You take out insurance cover to cover against an unexpected loss and if your property is damaged in some way you might decide to make a claim to cover the cost of repairs.
The big problem is that if the damage is caused by a scenario that is not covered by your insurer or your DIY disaster means you fall foul of their rules, your claim could be denied and you will be left to pick up the bill.
Here is an overview of some of the circumstances that could cause an insurance claim to be denied, including some common mishaps that could leave you out of pocket, why you need to take building codes seriously, plus a reminder about a risk to your personal safety.
Check your coverage
Although you can’t say for sure that your insurer is going to say no to a claim for damage to your property because of a DIY faux-pas that needs putting right, the type of cover you have will definitely be an influential factor.
If you haven’t paid for full accidental damage cover there is a high chance that the insurer will take the view that you are at fault and will be unlikely to consider your request for financial assistance.
Using the right tools for the job, like these, will help improve your odds of doing the job properly in the first place but you also need to have a more comprehensive level of insurance if you want a better chance of getting your insurers help to put things right.

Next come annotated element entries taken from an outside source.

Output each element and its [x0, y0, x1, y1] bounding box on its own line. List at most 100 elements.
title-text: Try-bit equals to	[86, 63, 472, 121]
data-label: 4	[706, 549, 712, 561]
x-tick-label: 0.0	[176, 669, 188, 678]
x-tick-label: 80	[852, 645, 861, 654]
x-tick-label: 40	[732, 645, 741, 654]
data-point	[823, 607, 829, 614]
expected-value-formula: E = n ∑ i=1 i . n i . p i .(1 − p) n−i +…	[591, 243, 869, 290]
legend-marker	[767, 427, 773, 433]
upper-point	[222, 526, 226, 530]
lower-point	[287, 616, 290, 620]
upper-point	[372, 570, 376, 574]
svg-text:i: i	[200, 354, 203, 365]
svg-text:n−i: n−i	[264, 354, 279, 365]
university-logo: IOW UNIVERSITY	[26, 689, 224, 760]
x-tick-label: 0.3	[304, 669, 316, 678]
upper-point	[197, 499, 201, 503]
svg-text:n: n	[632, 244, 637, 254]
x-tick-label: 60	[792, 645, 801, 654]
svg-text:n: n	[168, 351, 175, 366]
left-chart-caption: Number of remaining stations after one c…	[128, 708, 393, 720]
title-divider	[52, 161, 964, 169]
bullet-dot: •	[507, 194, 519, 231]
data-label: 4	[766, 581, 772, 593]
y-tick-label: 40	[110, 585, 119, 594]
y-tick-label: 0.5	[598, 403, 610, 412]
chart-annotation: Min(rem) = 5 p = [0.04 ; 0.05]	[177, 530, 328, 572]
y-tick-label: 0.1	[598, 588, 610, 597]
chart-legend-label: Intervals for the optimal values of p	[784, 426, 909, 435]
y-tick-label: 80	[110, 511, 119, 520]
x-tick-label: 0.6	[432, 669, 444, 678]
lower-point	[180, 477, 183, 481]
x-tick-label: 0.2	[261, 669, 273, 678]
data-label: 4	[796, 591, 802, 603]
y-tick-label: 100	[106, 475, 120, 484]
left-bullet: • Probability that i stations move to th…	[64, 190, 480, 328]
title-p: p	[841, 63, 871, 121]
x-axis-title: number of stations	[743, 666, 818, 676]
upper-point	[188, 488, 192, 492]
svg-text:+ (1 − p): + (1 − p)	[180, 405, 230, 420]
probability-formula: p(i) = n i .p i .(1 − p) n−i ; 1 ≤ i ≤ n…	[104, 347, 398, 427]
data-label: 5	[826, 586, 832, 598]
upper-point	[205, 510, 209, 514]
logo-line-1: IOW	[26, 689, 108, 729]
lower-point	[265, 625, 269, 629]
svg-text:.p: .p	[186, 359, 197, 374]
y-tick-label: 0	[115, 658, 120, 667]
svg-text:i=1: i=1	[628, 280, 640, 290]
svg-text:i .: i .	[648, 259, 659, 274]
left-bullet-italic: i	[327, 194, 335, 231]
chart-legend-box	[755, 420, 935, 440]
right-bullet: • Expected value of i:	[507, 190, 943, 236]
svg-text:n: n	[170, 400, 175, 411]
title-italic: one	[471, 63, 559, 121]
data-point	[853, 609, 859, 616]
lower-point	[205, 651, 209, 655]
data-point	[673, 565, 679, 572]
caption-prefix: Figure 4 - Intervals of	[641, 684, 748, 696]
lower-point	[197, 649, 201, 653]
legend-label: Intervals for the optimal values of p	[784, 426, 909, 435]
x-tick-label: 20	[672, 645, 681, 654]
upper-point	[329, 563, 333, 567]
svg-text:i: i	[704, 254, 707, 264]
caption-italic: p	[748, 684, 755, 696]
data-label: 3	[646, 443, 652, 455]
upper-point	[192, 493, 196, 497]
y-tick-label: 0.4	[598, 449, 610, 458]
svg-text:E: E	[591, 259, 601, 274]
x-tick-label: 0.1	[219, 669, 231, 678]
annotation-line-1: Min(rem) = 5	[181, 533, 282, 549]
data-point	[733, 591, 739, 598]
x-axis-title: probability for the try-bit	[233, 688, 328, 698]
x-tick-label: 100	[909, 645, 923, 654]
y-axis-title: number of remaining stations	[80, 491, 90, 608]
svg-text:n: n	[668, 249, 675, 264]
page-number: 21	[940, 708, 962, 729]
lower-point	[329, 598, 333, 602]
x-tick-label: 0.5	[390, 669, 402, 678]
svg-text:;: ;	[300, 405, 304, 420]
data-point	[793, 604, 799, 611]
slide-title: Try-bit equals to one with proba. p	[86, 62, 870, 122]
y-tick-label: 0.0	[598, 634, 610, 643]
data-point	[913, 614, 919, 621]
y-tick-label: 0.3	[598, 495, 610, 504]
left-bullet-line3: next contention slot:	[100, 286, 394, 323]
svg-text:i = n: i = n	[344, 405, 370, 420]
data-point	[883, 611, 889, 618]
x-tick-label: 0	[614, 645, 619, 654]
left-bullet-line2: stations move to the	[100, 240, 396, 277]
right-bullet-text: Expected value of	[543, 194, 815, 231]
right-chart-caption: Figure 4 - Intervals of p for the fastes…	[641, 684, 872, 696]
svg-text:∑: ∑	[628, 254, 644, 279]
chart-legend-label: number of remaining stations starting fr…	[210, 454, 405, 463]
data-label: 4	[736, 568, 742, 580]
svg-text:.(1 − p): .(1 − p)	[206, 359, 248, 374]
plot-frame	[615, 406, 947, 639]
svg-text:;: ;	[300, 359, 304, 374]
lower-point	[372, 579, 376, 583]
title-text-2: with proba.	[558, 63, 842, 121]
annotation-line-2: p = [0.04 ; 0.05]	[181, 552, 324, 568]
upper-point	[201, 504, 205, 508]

Staying on the right side of codes and laws
If you are carrying out certain repairs or renovations to your property, especially if you are working with electrics and plumbing, it is likely that you might need to get a permit for the work being done.
Permits and local safety laws are designed to protect the homeowner and whoever uses the property from harm by having minimum standards and requirements that need to be met when the work is carried out.
If you decide to do this type of work yourself you will not only be putting yourself and others at risk if the electrical or plumbing is not up to standard, you are also likely to be facing a hefty repair bill on your own if something subsequently goes wrong.
If your insurer discovers that an installation or repair doesn’t have a permit or hasn’t be carried out by an approved qualified contractor, they are very likely to dismiss your claim in a heartbeat.
Any home improvement project or DIY repair comes with a risk attached if you are not qualified to do the work, and another issue that is also worth pointing out is that if you don’t have the right protective gear and safety training, you could be putting yourself at risk of injury.
A DIY disaster can cause you a lot of problems and if you cut corners or don’t play by the rules, you might find that your insurer won’t offer the level of financial support you hoped for when making a claim.